Pénétrés de cette pensée , mes chers frères , fuyons la médisance: il n'y a pas de péché plus grave, ni qui se commette plus aisément. Comment cela? Parce que rien n'est plus facile que d'enfreindre la loi en ce point; parce que, si l'on n'y prend garde, on s'y laisse promptement entraîner. Pour les autres péchés il faut du temps, de l'argent, de la persistance, des complices, et souvent le temps qui s'écoule en empêche la consommation.
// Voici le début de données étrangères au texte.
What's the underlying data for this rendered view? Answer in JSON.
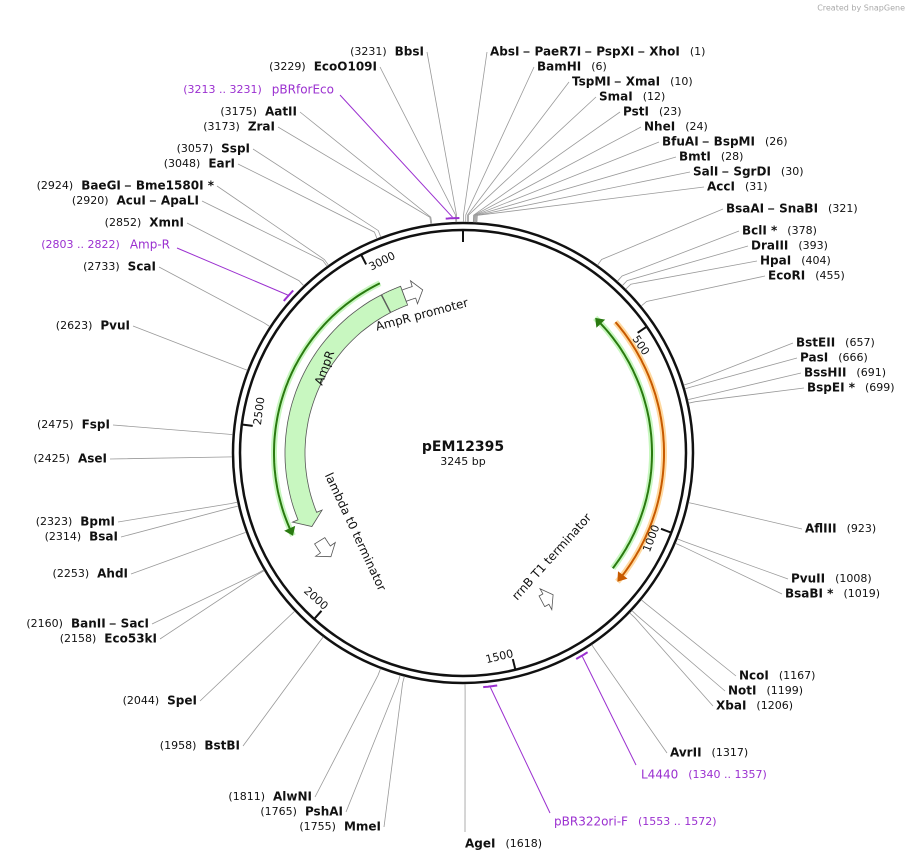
{
  "watermark": "Created by SnapGene",
  "plasmid": {
    "name": "pEM12395",
    "length": {
      "value": 3245,
      "label": "3245 bp"
    }
  },
  "ticks": [
    500,
    1000,
    1500,
    2000,
    2500,
    3000
  ],
  "features": [
    {
      "label": "AmpR promoter"
    },
    {
      "label": "AmpR"
    },
    {
      "label": "lambda t0 terminator"
    },
    {
      "label": "rrnB T1 terminator"
    }
  ],
  "enzymes": [
    {
      "names": [
        "AbsI",
        "PaeR7I",
        "PspXI",
        "XhoI"
      ],
      "site": {
        "value": 1,
        "label": "(1)"
      }
    },
    {
      "names": [
        "BamHI"
      ],
      "site": {
        "value": 6,
        "label": "(6)"
      }
    },
    {
      "names": [
        "TspMI",
        "XmaI"
      ],
      "site": {
        "value": 10,
        "label": "(10)"
      }
    },
    {
      "names": [
        "SmaI"
      ],
      "site": {
        "value": 12,
        "label": "(12)"
      }
    },
    {
      "names": [
        "PstI"
      ],
      "site": {
        "value": 23,
        "label": "(23)"
      }
    },
    {
      "names": [
        "NheI"
      ],
      "site": {
        "value": 24,
        "label": "(24)"
      }
    },
    {
      "names": [
        "BfuAI",
        "BspMI"
      ],
      "site": {
        "value": 26,
        "label": "(26)"
      }
    },
    {
      "names": [
        "BmtI"
      ],
      "site": {
        "value": 28,
        "label": "(28)"
      }
    },
    {
      "names": [
        "SalI",
        "SgrDI"
      ],
      "site": {
        "value": 30,
        "label": "(30)"
      }
    },
    {
      "names": [
        "AccI"
      ],
      "site": {
        "value": 31,
        "label": "(31)"
      }
    },
    {
      "names": [
        "BsaAI",
        "SnaBI"
      ],
      "site": {
        "value": 321,
        "label": "(321)"
      }
    },
    {
      "names": [
        "BclI *"
      ],
      "site": {
        "value": 378,
        "label": "(378)"
      }
    },
    {
      "names": [
        "DraIII"
      ],
      "site": {
        "value": 393,
        "label": "(393)"
      }
    },
    {
      "names": [
        "HpaI"
      ],
      "site": {
        "value": 404,
        "label": "(404)"
      }
    },
    {
      "names": [
        "EcoRI"
      ],
      "site": {
        "value": 455,
        "label": "(455)"
      }
    },
    {
      "names": [
        "BstEII"
      ],
      "site": {
        "value": 657,
        "label": "(657)"
      }
    },
    {
      "names": [
        "PasI"
      ],
      "site": {
        "value": 666,
        "label": "(666)"
      }
    },
    {
      "names": [
        "BssHII"
      ],
      "site": {
        "value": 691,
        "label": "(691)"
      }
    },
    {
      "names": [
        "BspEI *"
      ],
      "site": {
        "value": 699,
        "label": "(699)"
      }
    },
    {
      "names": [
        "AflIII"
      ],
      "site": {
        "value": 923,
        "label": "(923)"
      }
    },
    {
      "names": [
        "PvuII"
      ],
      "site": {
        "value": 1008,
        "label": "(1008)"
      }
    },
    {
      "names": [
        "BsaBI *"
      ],
      "site": {
        "value": 1019,
        "label": "(1019)"
      }
    },
    {
      "names": [
        "NcoI"
      ],
      "site": {
        "value": 1167,
        "label": "(1167)"
      }
    },
    {
      "names": [
        "NotI"
      ],
      "site": {
        "value": 1199,
        "label": "(1199)"
      }
    },
    {
      "names": [
        "XbaI"
      ],
      "site": {
        "value": 1206,
        "label": "(1206)"
      }
    },
    {
      "names": [
        "AvrII"
      ],
      "site": {
        "value": 1317,
        "label": "(1317)"
      }
    },
    {
      "names": [
        "AgeI"
      ],
      "site": {
        "value": 1618,
        "label": "(1618)"
      }
    },
    {
      "names": [
        "BbsI"
      ],
      "site": {
        "value": 3231,
        "label": "(3231)"
      }
    },
    {
      "names": [
        "EcoO109I"
      ],
      "site": {
        "value": 3229,
        "label": "(3229)"
      }
    },
    {
      "names": [
        "AatII"
      ],
      "site": {
        "value": 3175,
        "label": "(3175)"
      }
    },
    {
      "names": [
        "ZraI"
      ],
      "site": {
        "value": 3173,
        "label": "(3173)"
      }
    },
    {
      "names": [
        "SspI"
      ],
      "site": {
        "value": 3057,
        "label": "(3057)"
      }
    },
    {
      "names": [
        "EarI"
      ],
      "site": {
        "value": 3048,
        "label": "(3048)"
      }
    },
    {
      "names": [
        "BaeGI",
        "Bme1580I *"
      ],
      "site": {
        "value": 2924,
        "label": "(2924)"
      }
    },
    {
      "names": [
        "AcuI",
        "ApaLI"
      ],
      "site": {
        "value": 2920,
        "label": "(2920)"
      }
    },
    {
      "names": [
        "XmnI"
      ],
      "site": {
        "value": 2852,
        "label": "(2852)"
      }
    },
    {
      "names": [
        "ScaI"
      ],
      "site": {
        "value": 2733,
        "label": "(2733)"
      }
    },
    {
      "names": [
        "PvuI"
      ],
      "site": {
        "value": 2623,
        "label": "(2623)"
      }
    },
    {
      "names": [
        "FspI"
      ],
      "site": {
        "value": 2475,
        "label": "(2475)"
      }
    },
    {
      "names": [
        "AseI"
      ],
      "site": {
        "value": 2425,
        "label": "(2425)"
      }
    },
    {
      "names": [
        "BpmI"
      ],
      "site": {
        "value": 2323,
        "label": "(2323)"
      }
    },
    {
      "names": [
        "BsaI"
      ],
      "site": {
        "value": 2314,
        "label": "(2314)"
      }
    },
    {
      "names": [
        "AhdI"
      ],
      "site": {
        "value": 2253,
        "label": "(2253)"
      }
    },
    {
      "names": [
        "BanII",
        "SacI"
      ],
      "site": {
        "value": 2160,
        "label": "(2160)"
      }
    },
    {
      "names": [
        "Eco53kI"
      ],
      "site": {
        "value": 2158,
        "label": "(2158)"
      }
    },
    {
      "names": [
        "SpeI"
      ],
      "site": {
        "value": 2044,
        "label": "(2044)"
      }
    },
    {
      "names": [
        "BstBI"
      ],
      "site": {
        "value": 1958,
        "label": "(1958)"
      }
    },
    {
      "names": [
        "AlwNI"
      ],
      "site": {
        "value": 1811,
        "label": "(1811)"
      }
    },
    {
      "names": [
        "PshAI"
      ],
      "site": {
        "value": 1765,
        "label": "(1765)"
      }
    },
    {
      "names": [
        "MmeI"
      ],
      "site": {
        "value": 1755,
        "label": "(1755)"
      }
    }
  ],
  "primers": [
    {
      "name": "pBRforEco",
      "range": {
        "start": 3213,
        "end": 3231,
        "label": "(3213 .. 3231)"
      }
    },
    {
      "name": "Amp-R",
      "range": {
        "start": 2803,
        "end": 2822,
        "label": "(2803 .. 2822)"
      }
    },
    {
      "name": "L4440",
      "range": {
        "start": 1340,
        "end": 1357,
        "label": "(1340 .. 1357)"
      }
    },
    {
      "name": "pBR322ori-F",
      "range": {
        "start": 1553,
        "end": 1572,
        "label": "(1553 .. 1572)"
      }
    }
  ]
}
Par exemple, quelqu'un a résolu de tuer, de voler, de commettre une injustice; il lui faut beaucoup de travail pour arriver à ses fins, et souvent, grâce à ce retard, il guérit de sa colère, revient de sa passion. criminelle, réprime sa volonté corrompue, renonce à exécuter son projet : il n'en est pas de même pour la médisance: si nous n'avons pas tout notre sang-froid, nous nous y laissons facilement emporter; et nous n'avons besoin ni de temps, ni de délais, ni d'argent, ni d'efforts pour médire : c'est assez de le vouloir, et voilà notre volonté réalisée. Car le ministère de la langue suffit à cela.
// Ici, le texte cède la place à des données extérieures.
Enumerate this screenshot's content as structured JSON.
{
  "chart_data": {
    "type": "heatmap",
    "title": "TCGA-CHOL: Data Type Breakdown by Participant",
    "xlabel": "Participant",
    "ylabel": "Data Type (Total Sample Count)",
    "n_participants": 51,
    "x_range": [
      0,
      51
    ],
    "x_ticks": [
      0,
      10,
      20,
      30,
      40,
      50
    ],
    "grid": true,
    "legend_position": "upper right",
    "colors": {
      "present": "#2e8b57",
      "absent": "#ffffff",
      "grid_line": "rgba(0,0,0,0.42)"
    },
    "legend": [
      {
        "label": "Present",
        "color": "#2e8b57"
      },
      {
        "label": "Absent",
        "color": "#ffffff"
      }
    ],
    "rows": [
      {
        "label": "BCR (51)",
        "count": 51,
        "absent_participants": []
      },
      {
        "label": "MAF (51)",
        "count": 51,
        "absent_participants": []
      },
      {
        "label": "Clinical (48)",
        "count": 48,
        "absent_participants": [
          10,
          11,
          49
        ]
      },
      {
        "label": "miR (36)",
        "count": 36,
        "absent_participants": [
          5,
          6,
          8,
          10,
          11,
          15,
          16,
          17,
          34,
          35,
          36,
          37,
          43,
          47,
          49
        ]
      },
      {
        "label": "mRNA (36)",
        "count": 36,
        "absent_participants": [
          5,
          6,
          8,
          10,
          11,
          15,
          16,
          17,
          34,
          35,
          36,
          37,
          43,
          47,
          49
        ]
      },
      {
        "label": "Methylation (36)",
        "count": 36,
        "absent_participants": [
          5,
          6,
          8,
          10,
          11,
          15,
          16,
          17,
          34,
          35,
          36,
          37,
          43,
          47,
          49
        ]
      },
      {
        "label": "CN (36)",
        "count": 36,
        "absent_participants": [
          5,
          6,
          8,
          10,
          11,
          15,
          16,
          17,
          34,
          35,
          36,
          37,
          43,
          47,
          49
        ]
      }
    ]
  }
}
Ainsi donc puisque ce mal est si facile à faire, ce péché si obstiné à nous circonvenir, puisque la punition, le châtiment en sont si rigoureux , et le profit nul, ni grand, ni petit, évitons soigneusement cette infirmité, et soignons les misères d'autrui au lieu de les divulguer. Répétons aux pécheurs cette recommandation divine : « Si ton frère a péché contre toi, va et reprends-le entre toi et lui seul (Matth. XVIII , 15) ; » ainsi plus le reproche sera tenu secret, plus la guérison sera facile. Ne mordons point , et ne suçons point les plaies d'autrui : n'imitons pas les mouches, mais les abeilles. Les mouches se posent sur les plaies (474) et mordent: les abeilles volent sur les fleurs. Aussi les unes font des rayons, tandis que les autres causent des maladies aux corps sur lesquels elles se posent: les unes sont un objet de dégoût, les autres un objet d'amour et de louanges. Et nous aussi , par conséquent, préparons notre âme à voler vers la prairie de la vertu des saints, enivrons-nous du parfum de leurs bonnes couvres, et ne mordons point les plaies du prochain; que si nous voyons d'autres personnes tomber dans cette faute, fermons-leur la bouche, dressons devant elles l'épouvantail du supplice, et rappelons-leur les liens qui les unissent à leurs frères. Si elles ne veulent pas céder, appelons-les mouches, afin qu'au moins la honte de s'entendre nommer ainsi les arrache à leur détestable habitude , et que, revenues de cette occupation perverse, elles s'appliquent de tous leurs soins à sonder leurs propres infirmités. De cette manière, ceux qui ont failli se relèveront au souvenir de leurs fautes non divulguées; ceux qui se représenteront constamment leurs propres misères s'en déchargeront facilement, parce que le souvenir de leurs péchés précédents les rendra plus lents à en commettre de nouveaux: enfin , ceux qui auront toujours devant les yeux, le mérite des saints, contracteront un grand empressement à les imiter; et quand nous aurons ainsi redressé tout le corps de l'Eglise, nous pourrons, avec tous ceux qui sont ici , entrer clans le royaume des cieux, auquel puissions-nous tous parvenir, par la grâce et, la bonté de Notre-Seigneur Jésus-Christ, par qui et avec lequel gloire au Père et au Saint-Esprit, maintenant et toujours, et dans les siècles des siècles ! Ainsi soit-il.